Fetus after skeletal staining (A) with scoliosis and limb deformity (B) in the group treated with 0.5 g/kg L. citriodora aqueous extract intra peritoneal injection, which was stained with Alizarin red S-Alcian blue

Discussion

World Health Organization reports that up to 80% of the population uses herbal remedies (Ansari et al., 2012 ▶). L. citriodora, a plant native to South America, has been widely used in folk medicine and also for industrial purposes. Multiple medicinal uses have been suggested for this plant. Some of its pharmacological activities including analgesic, anti-inflammatory, antipyretic and sedative have been confirmed (Pascual et al., 2001 ▶). Nevertheless, there is not yet enough information available to determine the side effects and risk of L.citriodora in pregnancy. The result of our study revealed that administration of the aqueous extract of L.citriodora during the period of organogenesis has not been associated with fetal malformations, and no signs of maternal toxicity were observed. However, the teratogenic effects of some plants in the Verbenaceae family have been confirmed. For instance, administration of Lantana camara hydroalcoholic extract to pregnant rats induced skeleton anomalies by post-implantation loss (Mello et al., 2005 ▶).

Scientific explorations have shown that some of herbal remedies may have toxic effects on fetus development. Research on a widely used herb, Saffron has revealed that crocin and safranal (two main components of this plant) can induce embryonic abnormalities particularly skeletal malformations when administered to pregnant mice (Moallem et al., 2013 ▶). Also, it has been suggested that Salvia leriifolia Benth consumption during pregnancy may cause some abnormalities such as spina bifida, limb abnormalities, abdominal bleeding and bone abnormalities (Hosseinzadeh et al., 2009 ▶).

International Fragrance Association (IFRA) states that the essential oil from the fresh herb extract might sensitize the skin to sunlight (phototoxicity)(Dweck, 2009 ▶).

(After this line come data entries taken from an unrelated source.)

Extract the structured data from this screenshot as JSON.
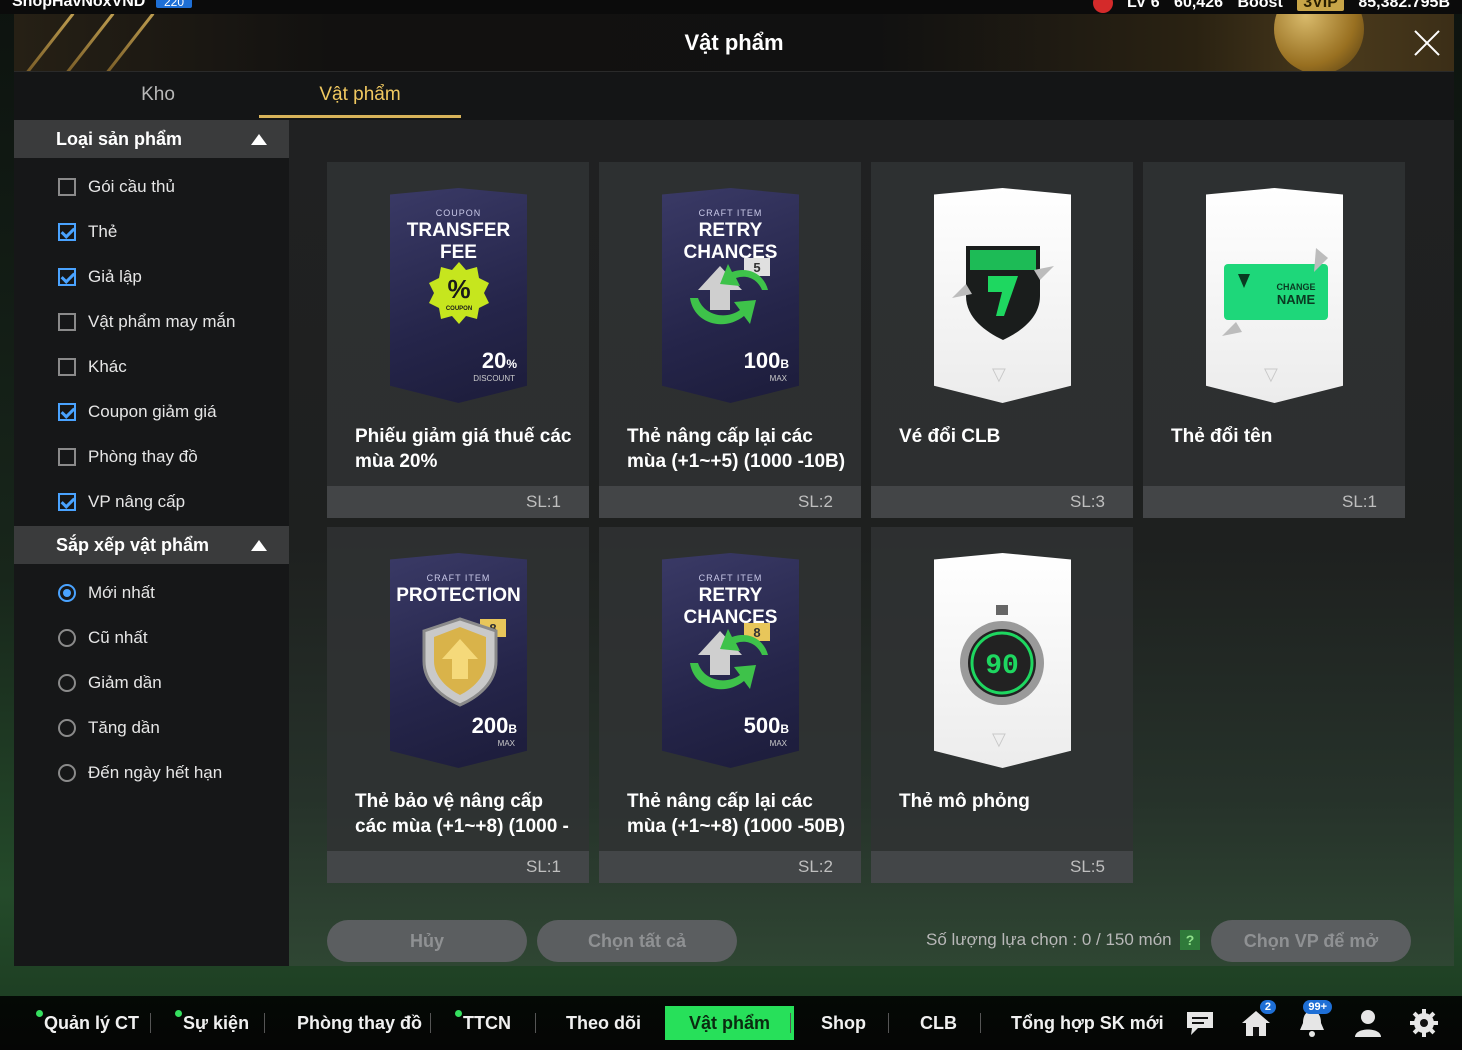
{
  "topbar": {
    "username": "ShopHavNoxVND",
    "level": "220",
    "right_a": "LV 6",
    "right_b": "60,426",
    "right_c": "Boost",
    "vip": "3VIP",
    "right_d": "85,382.795B"
  },
  "window": {
    "title": "Vật phẩm"
  },
  "tabs": [
    {
      "label": "Kho"
    },
    {
      "label": "Vật phẩm"
    }
  ],
  "sidebar": {
    "category_header": "Loại sản phẩm",
    "categories": [
      {
        "label": "Gói cầu thủ",
        "checked": false
      },
      {
        "label": "Thẻ",
        "checked": true
      },
      {
        "label": "Giả lập",
        "checked": true
      },
      {
        "label": "Vật phẩm may mắn",
        "checked": false
      },
      {
        "label": "Khác",
        "checked": false
      },
      {
        "label": "Coupon giảm giá",
        "checked": true
      },
      {
        "label": "Phòng thay đồ",
        "checked": false
      },
      {
        "label": "VP nâng cấp",
        "checked": true
      }
    ],
    "sort_header": "Sắp xếp vật phẩm",
    "sorts": [
      {
        "label": "Mới nhất",
        "selected": true
      },
      {
        "label": "Cũ nhất",
        "selected": false
      },
      {
        "label": "Giảm dần",
        "selected": false
      },
      {
        "label": "Tăng dần",
        "selected": false
      },
      {
        "label": "Đến ngày hết hạn",
        "selected": false
      }
    ]
  },
  "items": [
    {
      "name": "Phiếu giảm giá thuế các mùa 20%",
      "qty": "SL:1",
      "card_small": "COUPON",
      "card_big": "TRANSFER FEE",
      "card_val": "20",
      "card_unit": "%",
      "card_sub": "DISCOUNT",
      "card_badge": "%",
      "card_badge_sub": "COUPON"
    },
    {
      "name": "Thẻ nâng cấp lại các mùa (+1~+5) (1000 -10B)",
      "qty": "SL:2",
      "card_small": "CRAFT ITEM",
      "card_big": "RETRY CHANCES",
      "card_val": "100",
      "card_unit": "B",
      "card_sub": "MAX",
      "card_level": "5"
    },
    {
      "name": "Vé đổi CLB",
      "qty": "SL:3"
    },
    {
      "name": "Thẻ đổi tên",
      "qty": "SL:1",
      "card_text_a": "CHANGE",
      "card_text_b": "NAME"
    },
    {
      "name": "Thẻ bảo vệ nâng cấp các mùa (+1~+8) (1000 -",
      "qty": "SL:1",
      "card_small": "CRAFT ITEM",
      "card_big": "PROTECTION",
      "card_val": "200",
      "card_unit": "B",
      "card_sub": "MAX",
      "card_level": "8"
    },
    {
      "name": "Thẻ nâng cấp lại các mùa (+1~+8) (1000 -50B)",
      "qty": "SL:2",
      "card_small": "CRAFT ITEM",
      "card_big": "RETRY CHANCES",
      "card_val": "500",
      "card_unit": "B",
      "card_sub": "MAX",
      "card_level": "8"
    },
    {
      "name": "Thẻ mô phỏng",
      "qty": "SL:5",
      "card_timer": "90"
    }
  ],
  "footer": {
    "cancel_label": "Hủy",
    "select_all_label": "Chọn tất cả",
    "selection_count": "Số lượng lựa chọn : 0 / 150 món",
    "help": "?",
    "open_label": "Chọn VP để mở"
  },
  "bottom_nav": [
    {
      "label": "Quản lý CT",
      "dot": true
    },
    {
      "label": "Sự kiện",
      "dot": true
    },
    {
      "label": "Phòng thay đồ",
      "dot": false
    },
    {
      "label": "TTCN",
      "dot": true
    },
    {
      "label": "Theo dõi",
      "dot": false
    },
    {
      "label": "Vật phẩm",
      "dot": false,
      "active": true
    },
    {
      "label": "Shop",
      "dot": false
    },
    {
      "label": "CLB",
      "dot": false
    },
    {
      "label": "Tổng hợp SK mới",
      "dot": false
    }
  ],
  "bottom_icons": {
    "chat": "chat-icon",
    "home": "home-icon",
    "home_badge": "2",
    "bell": "bell-icon",
    "bell_badge": "99+",
    "profile": "profile-icon",
    "settings": "gear-icon"
  },
  "colors": {
    "accent_gold": "#d8b35a",
    "active_green": "#27e05a",
    "checkbox_blue": "#4aa3ff"
  }
}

Lemon verbena has been used in traditional medicine to treat menstrual cramps (primary dysmenorrhea) in Mexico. This effect was attributed to antispasmodic effect of L. citriodora hexane extract. The hexane extract relaxed the uterus by inhibiting the contractile response induced by PGF2 (Ponce-Monter et al., 2010 ▶). One of the most important mechanisms that has been postulated to explain the cause of teratogen-induced fetal malformations is excessive formation of reactive oxygen species or impaired antioxidant defense (Wells et al., 2005 ▶). It has been shown that supplementation of antioxidants can attenuate teratogen-induced oxidative stress and thus reduce fetal damage. There is substantial evidence to support that oxidative stress is one of the most important mechanism by which fetal alcohol syndrome occurs. The research result showed that treating alcoholic women with antioxidants such as vitamins C and E may potentially prevent ethanol teratogenicity (Cohen-Kerem and Koren, 2003 ▶). Also, it is indicated that some herbs, like ginger, with high antioxidant activity has no teratogenic effects (Masuda et al., 2004 ▶; Fischer-Rasmussen et al., 1991 ▶). Therefore, the high antioxidant activity that was attributed to L. citriodora may partly explain our results (Valentao et al., 2002 ▶).

In conclusion, this study showed that moderate consumption of L. citriodora as an infusion or tea appears to be safe during pregnancy and does not have toxic effects on development of mouse embryo. However, additional research is needed to determine the exact effects of L. citriodora on human embryo development.